All eight defendants recognized that they signed the agreement knowingly and willingly. Their lawyers, as well as Prosecutor Māris Leja asked the court to attest to the agreement. The verdict will be handed down on February 20.
“We're pleased that the long process has ended!,” said hospital foundation representative Baiba Sprice.
The penalties include fines, partial confiscation of property, forced labor and conditional imprisonment. The prosecutor didn't ask for unconditional imprisonment, explaining his decision by comparing the situation with penalties in other corruption cases.
Defendants in the case include former hospital board member and Head of the Procurement Commission Arnis Kramzaks, former BKUS Administrative Manager Aivars Lisenko, State Fire and Rescue Service (VUGD) Inspector Juris Šmits, "Projektu vadības un attīstības birojs" (“Project Management and Development Office”) Board Member Raitis Muižnieks, as well as individuals Aleksandrs Kreicers, Sergejs Kravcovs, Georgijs Pimenovs and Mikhails Kreistsars.

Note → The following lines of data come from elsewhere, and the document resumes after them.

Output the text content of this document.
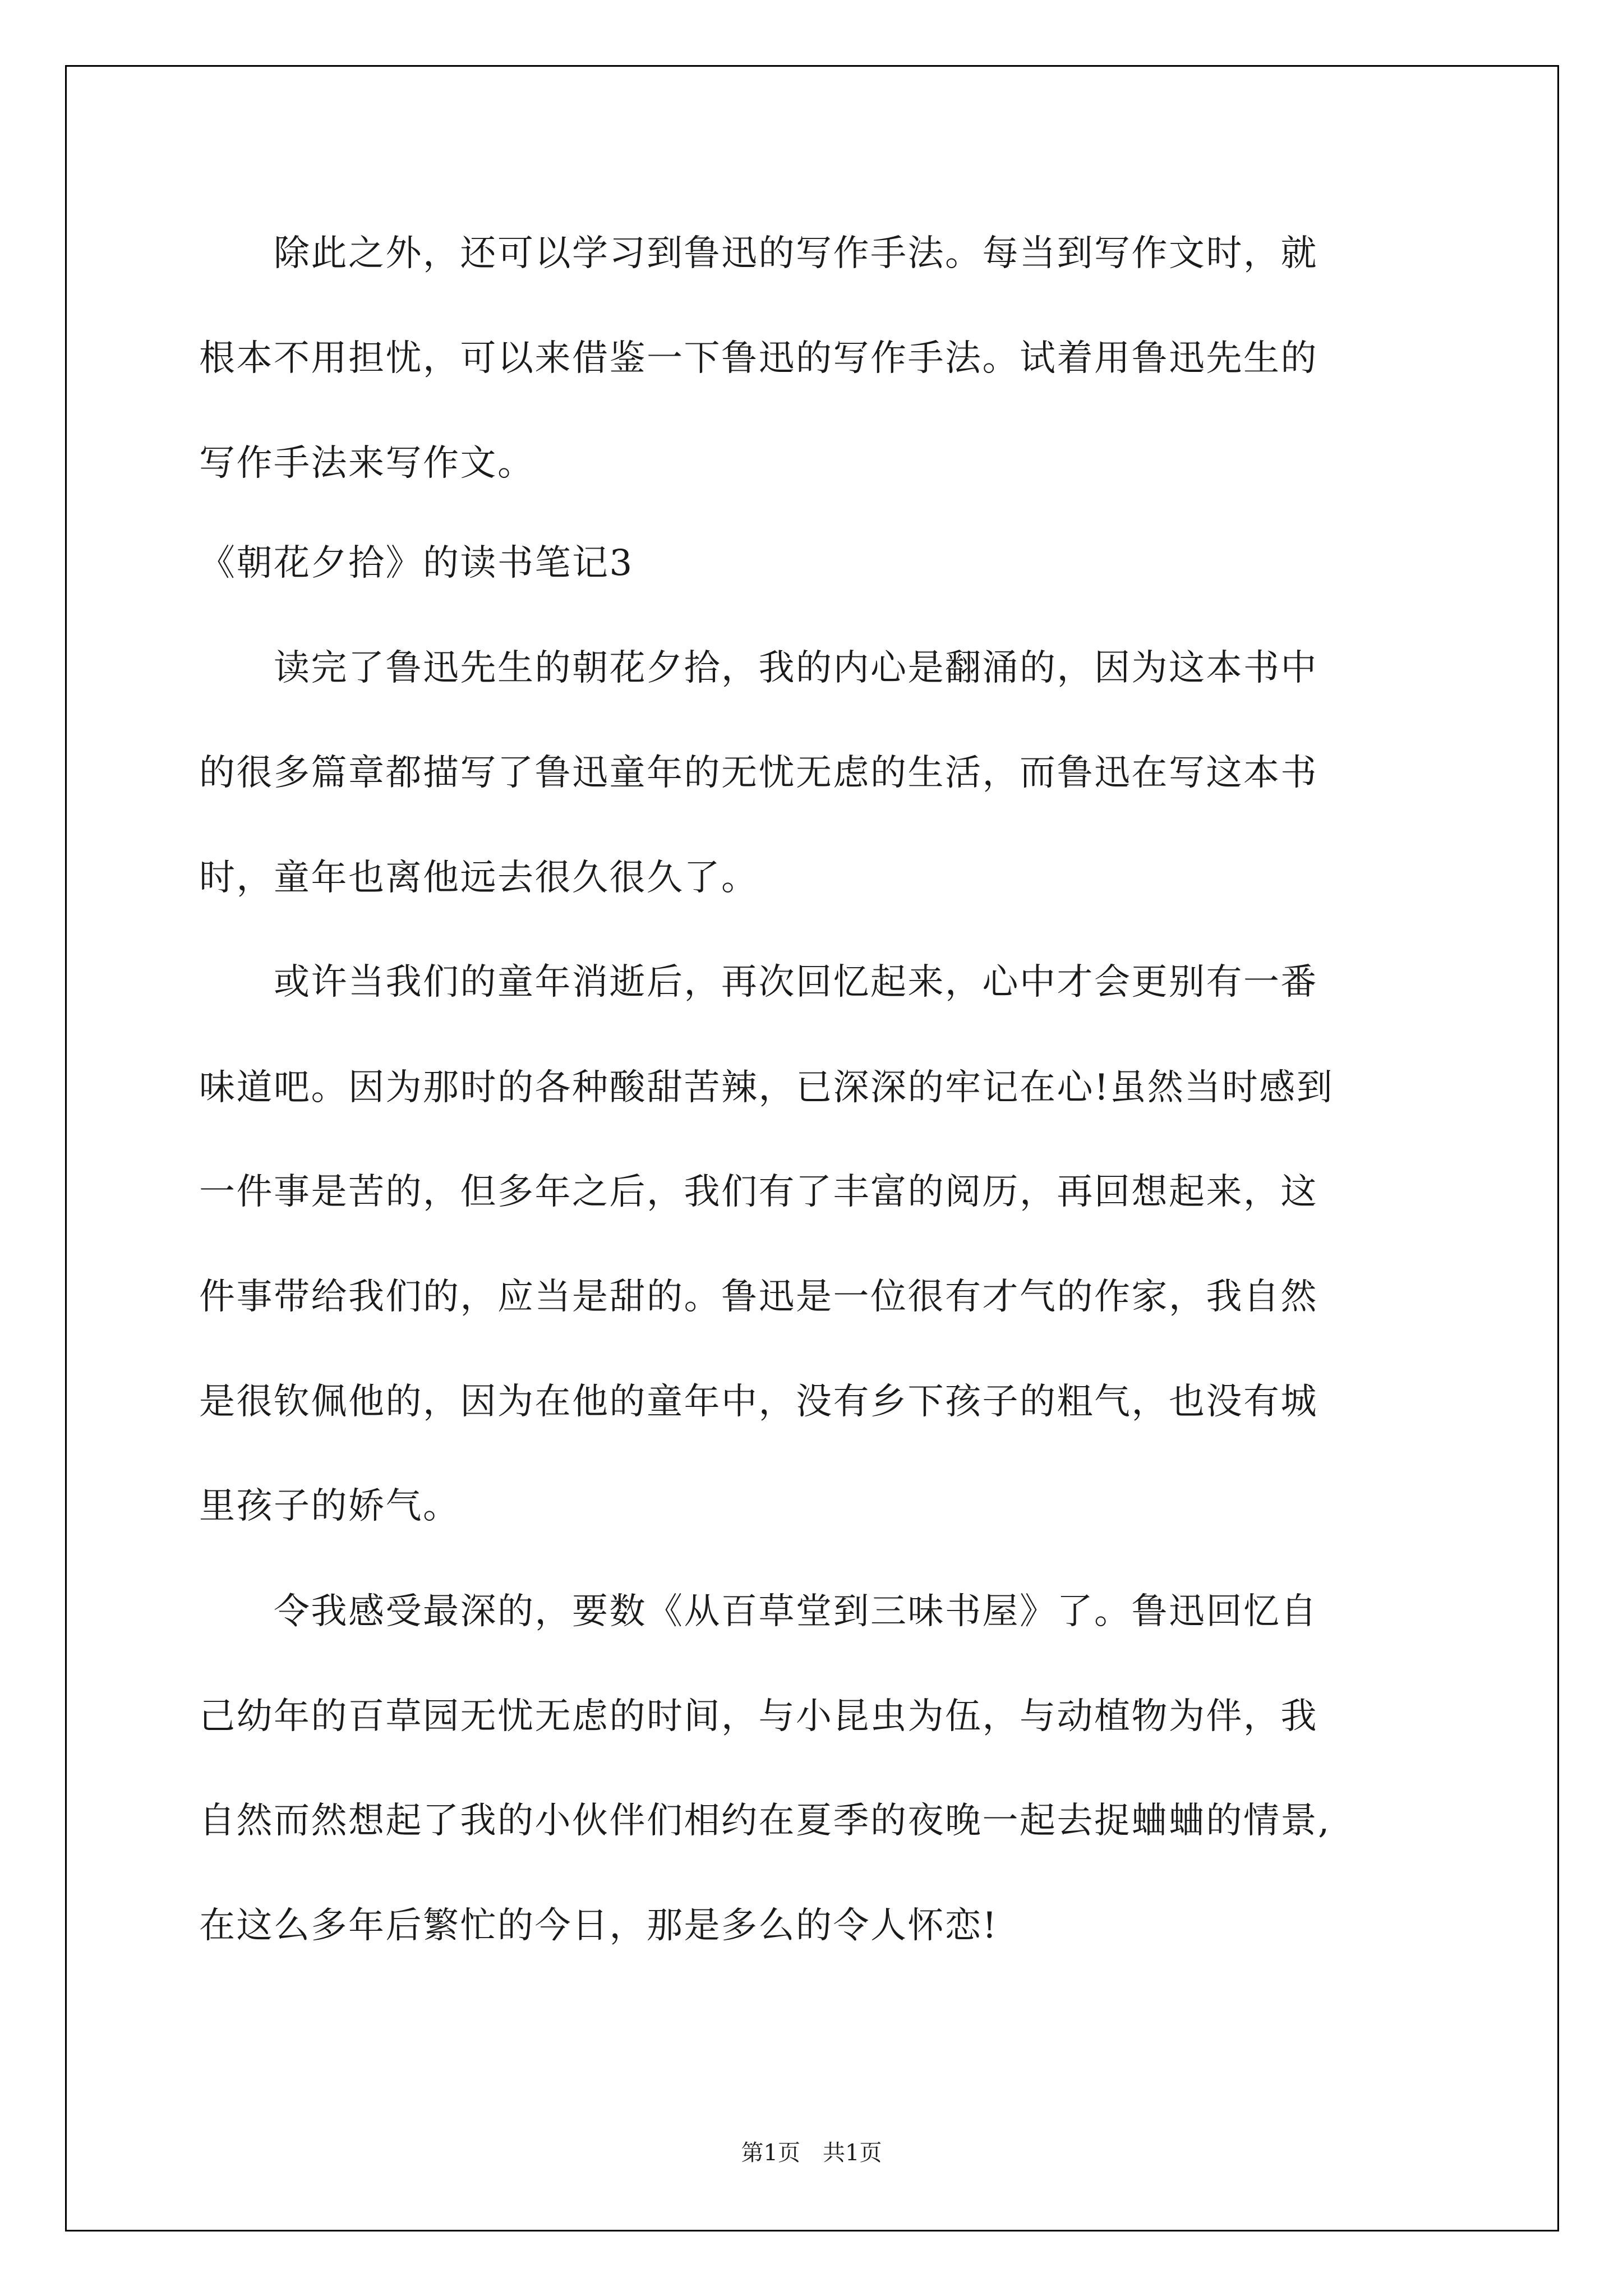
　　除此之外，还可以学习到鲁迅的写作手法。每当到写作文时，就

根本不用担忧，可以来借鉴一下鲁迅的写作手法。试着用鲁迅先生的

写作手法来写作文。

《朝花夕拾》的读书笔记3

　　读完了鲁迅先生的朝花夕拾，我的内心是翻涌的，因为这本书中

的很多篇章都描写了鲁迅童年的无忧无虑的生活，而鲁迅在写这本书

时，童年也离他远去很久很久了。

　　或许当我们的童年消逝后，再次回忆起来，心中才会更别有一番

味道吧。因为那时的各种酸甜苦辣，已深深的牢记在心!虽然当时感到

一件事是苦的，但多年之后，我们有了丰富的阅历，再回想起来，这

件事带给我们的，应当是甜的。鲁迅是一位很有才气的作家，我自然

是很钦佩他的，因为在他的童年中，没有乡下孩子的粗气，也没有城

里孩子的娇气。

　　令我感受最深的，要数《从百草堂到三味书屋》了。鲁迅回忆自

己幼年的百草园无忧无虑的时间，与小昆虫为伍，与动植物为伴，我

自然而然想起了我的小伙伴们相约在夏季的夜晚一起去捉蛐蛐的情景,

在这么多年后繁忙的今日，那是多么的令人怀恋!

第1页 共1页
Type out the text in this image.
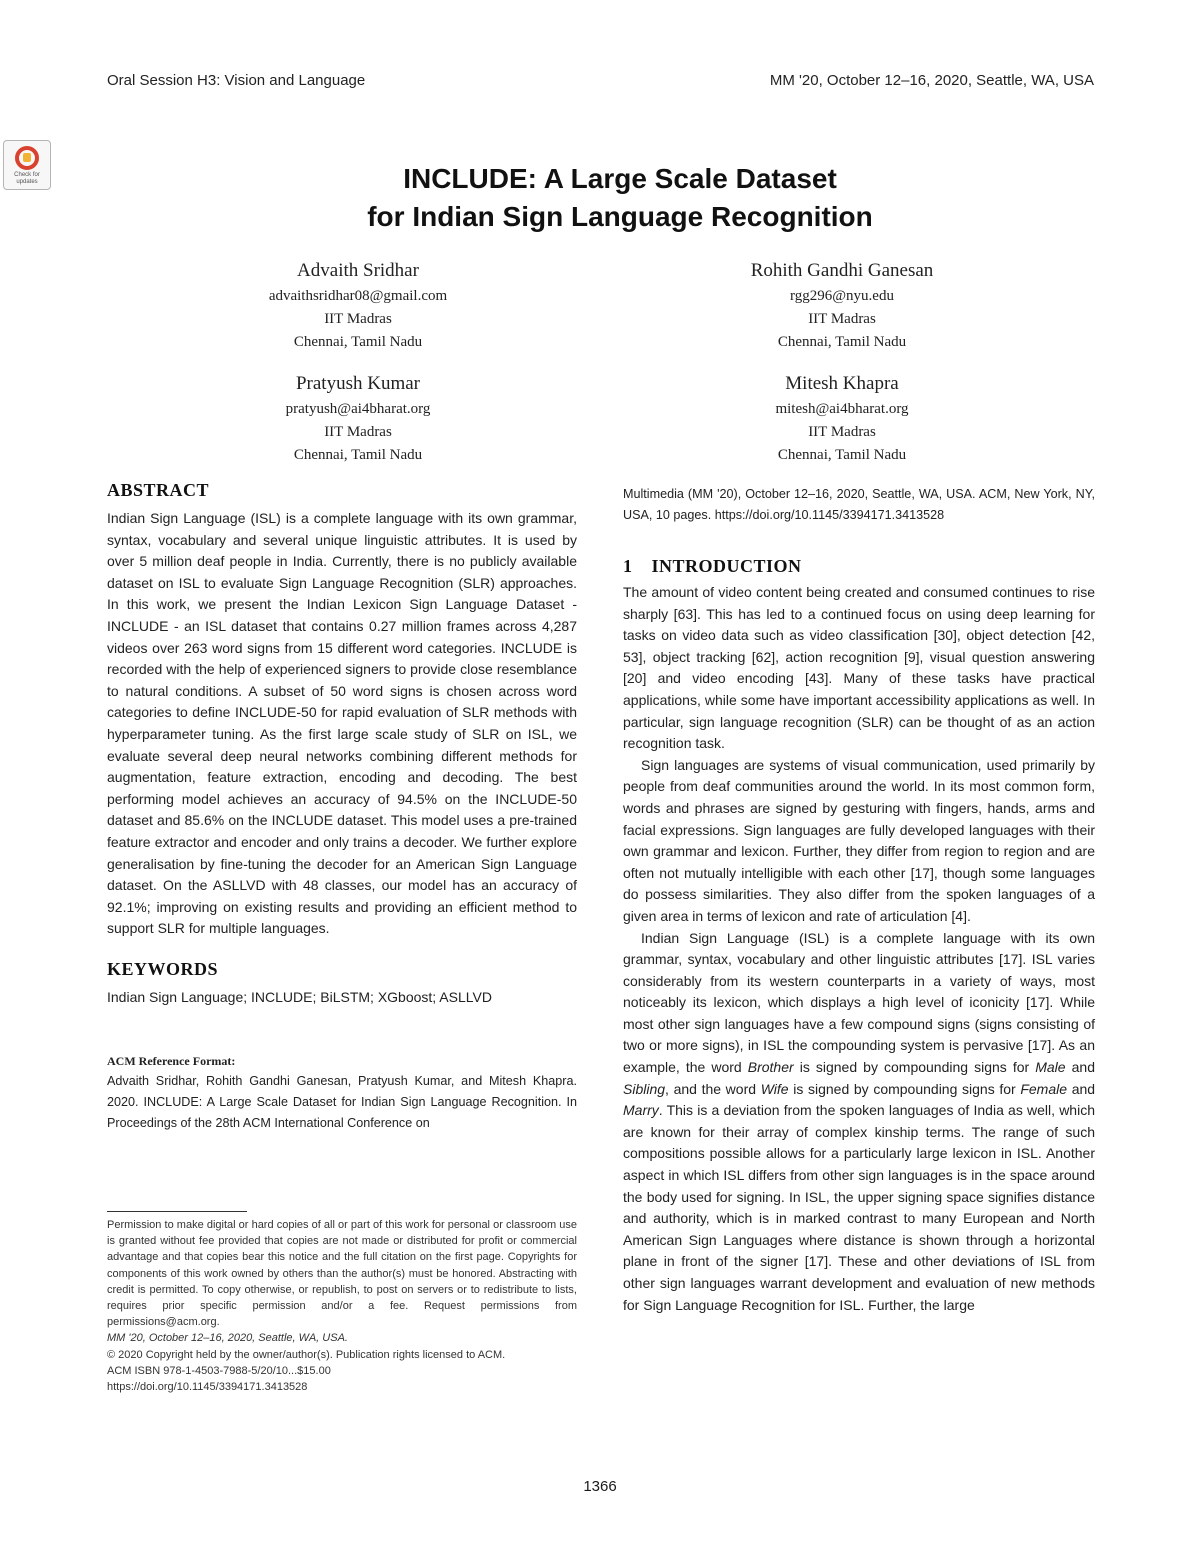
Oral Session H3: Vision and Language	MM '20, October 12–16, 2020, Seattle, WA, USA
Check for updates	INCLUDE: A Large Scale Dataset
for Indian Sign Language Recognition
Advaith Sridhar
advaithsridhar08@gmail.com
IIT Madras
Chennai, Tamil Nadu
Rohith Gandhi Ganesan
rgg296@nyu.edu
IIT Madras
Chennai, Tamil Nadu
Pratyush Kumar
pratyush@ai4bharat.org
IIT Madras
Chennai, Tamil Nadu
Mitesh Khapra
mitesh@ai4bharat.org
IIT Madras
Chennai, Tamil Nadu
ABSTRACT
Indian Sign Language (ISL) is a complete language with its own grammar, syntax, vocabulary and several unique linguistic attributes. It is used by over 5 million deaf people in India. Currently, there is no publicly available dataset on ISL to evaluate Sign Language Recognition (SLR) approaches. In this work, we present the Indian Lexicon Sign Language Dataset - INCLUDE - an ISL dataset that contains 0.27 million frames across 4,287 videos over 263 word signs from 15 different word categories. INCLUDE is recorded with the help of experienced signers to provide close resemblance to natural conditions. A subset of 50 word signs is chosen across word categories to define INCLUDE-50 for rapid evaluation of SLR methods with hyperparameter tuning. As the first large scale study of SLR on ISL, we evaluate several deep neural networks combining different methods for augmentation, feature extraction, encoding and decoding. The best performing model achieves an accuracy of 94.5% on the INCLUDE-50 dataset and 85.6% on the INCLUDE dataset. This model uses a pre-trained feature extractor and encoder and only trains a decoder. We further explore generalisation by fine-tuning the decoder for an American Sign Language dataset. On the ASLLVD with 48 classes, our model has an accuracy of 92.1%; improving on existing results and providing an efficient method to support SLR for multiple languages.
KEYWORDS
Indian Sign Language; INCLUDE; BiLSTM; XGboost; ASLLVD
ACM Reference Format:
Advaith Sridhar, Rohith Gandhi Ganesan, Pratyush Kumar, and Mitesh Khapra. 2020. INCLUDE: A Large Scale Dataset for Indian Sign Language Recognition. In Proceedings of the 28th ACM International Conference on
Permission to make digital or hard copies of all or part of this work for personal or classroom use is granted without fee provided that copies are not made or distributed for profit or commercial advantage and that copies bear this notice and the full citation on the first page. Copyrights for components of this work owned by others than the author(s) must be honored. Abstracting with credit is permitted. To copy otherwise, or republish, to post on servers or to redistribute to lists, requires prior specific permission and/or a fee. Request permissions from permissions@acm.org.
MM '20, October 12–16, 2020, Seattle, WA, USA.
© 2020 Copyright held by the owner/author(s). Publication rights licensed to ACM.
ACM ISBN 978-1-4503-7988-5/20/10...$15.00
https://doi.org/10.1145/3394171.3413528
Multimedia (MM '20), October 12–16, 2020, Seattle, WA, USA. ACM, New York, NY, USA, 10 pages. https://doi.org/10.1145/3394171.3413528
1 INTRODUCTION

The amount of video content being created and consumed continues to rise sharply [63]. This has led to a continued focus on using deep learning for tasks on video data such as video classification [30], object detection [42, 53], object tracking [62], action recognition [9], visual question answering [20] and video encoding [43]. Many of these tasks have practical applications, while some have important accessibility applications as well. In particular, sign language recognition (SLR) can be thought of as an action recognition task.

Sign languages are systems of visual communication, used primarily by people from deaf communities around the world. In its most common form, words and phrases are signed by gesturing with fingers, hands, arms and facial expressions. Sign languages are fully developed languages with their own grammar and lexicon. Further, they differ from region to region and are often not mutually intelligible with each other [17], though some languages do possess similarities. They also differ from the spoken languages of a given area in terms of lexicon and rate of articulation [4].

Indian Sign Language (ISL) is a complete language with its own grammar, syntax, vocabulary and other linguistic attributes [17]. ISL varies considerably from its western counterparts in a variety of ways, most noticeably its lexicon, which displays a high level of iconicity [17]. While most other sign languages have a few compound signs (signs consisting of two or more signs), in ISL the compounding system is pervasive [17]. As an example, the word Brother is signed by compounding signs for Male and Sibling, and the word Wife is signed by compounding signs for Female and Marry. This is a deviation from the spoken languages of India as well, which are known for their array of complex kinship terms. The range of such compositions possible allows for a particularly large lexicon in ISL. Another aspect in which ISL differs from other sign languages is in the space around the body used for signing. In ISL, the upper signing space signifies distance and authority, which is in marked contrast to many European and North American Sign Languages where distance is shown through a horizontal plane in front of the signer [17]. These and other deviations of ISL from other sign languages warrant development and evaluation of new methods for Sign Language Recognition for ISL. Further, the large

1366
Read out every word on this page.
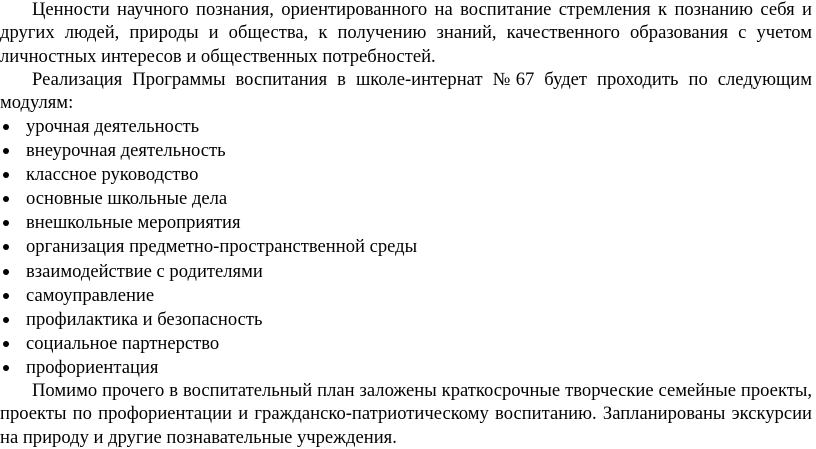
Ценности научного познания, ориентированного на воспитание стремления к познанию себя и других людей, природы и общества, к получению знаний, качественного образования с учетом личностных интересов и общественных потребностей.

Реализация Программы воспитания в школе-интернат №67 будет проходить по следующим модулям:

урочная деятельность
внеурочная деятельность
классное руководство
основные школьные дела
внешкольные мероприятия
организация предметно-пространственной среды
взаимодействие с родителями
самоуправление
профилактика и безопасность
социальное партнерство
профориентация

Помимо прочего в воспитательный план заложены краткосрочные творческие семейные проекты, проекты по профориентации и гражданско-патриотическому воспитанию. Запланированы экскурсии на природу и другие познавательные учреждения.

Kramzaks and Lisenko were accused of attempted fraud and taking bribes. Šmits was accused of taking bribes, but Pimenovs and Kreistsars of bribery. Kreicers was accused of assisting attempted fraud and also bribery. Muižnieks was accused of assisting attempted fraud, as well as taking bribes. Lastly, Kravcovs was accused of fraud.
The courts began proceedings in regards to the BKUS bribery case on February 5, 2013. According to the accusations Kramzaks convinced construction companies to artificially inflate the prices for various procurements with plans to choose them in the end. The fraudulent amounts vary from a few hundred to tens of thousands of lats. The victims in the case include BKUS and the Children's Hospital Fund, which have requested compensation of 118,652 euros and 11,183 euros respectively.
As previously reported, in 2015 a criminal probe was opened by the Corruption Prevention and Combating Bureau (KNAB) into a group of x-ray technicians and medical staff at Riga’s leading hospitals for requesting and accepting bribes for moving patients up in line.
Taking illegal advantage of their position, the group from Riga East Clinical University Hospital allegedly conspired to offer queue-hopping privileges to patients needing expedited magnetic-resonance imaging services (MRIs), requesting and accepting illegal cash benefits from them, said KNAB representative Laura Dūša.
Such crimes carry a possible five-year sentence of jail or community service, monetary fines and prohibitions from serving in the profession for up to five years.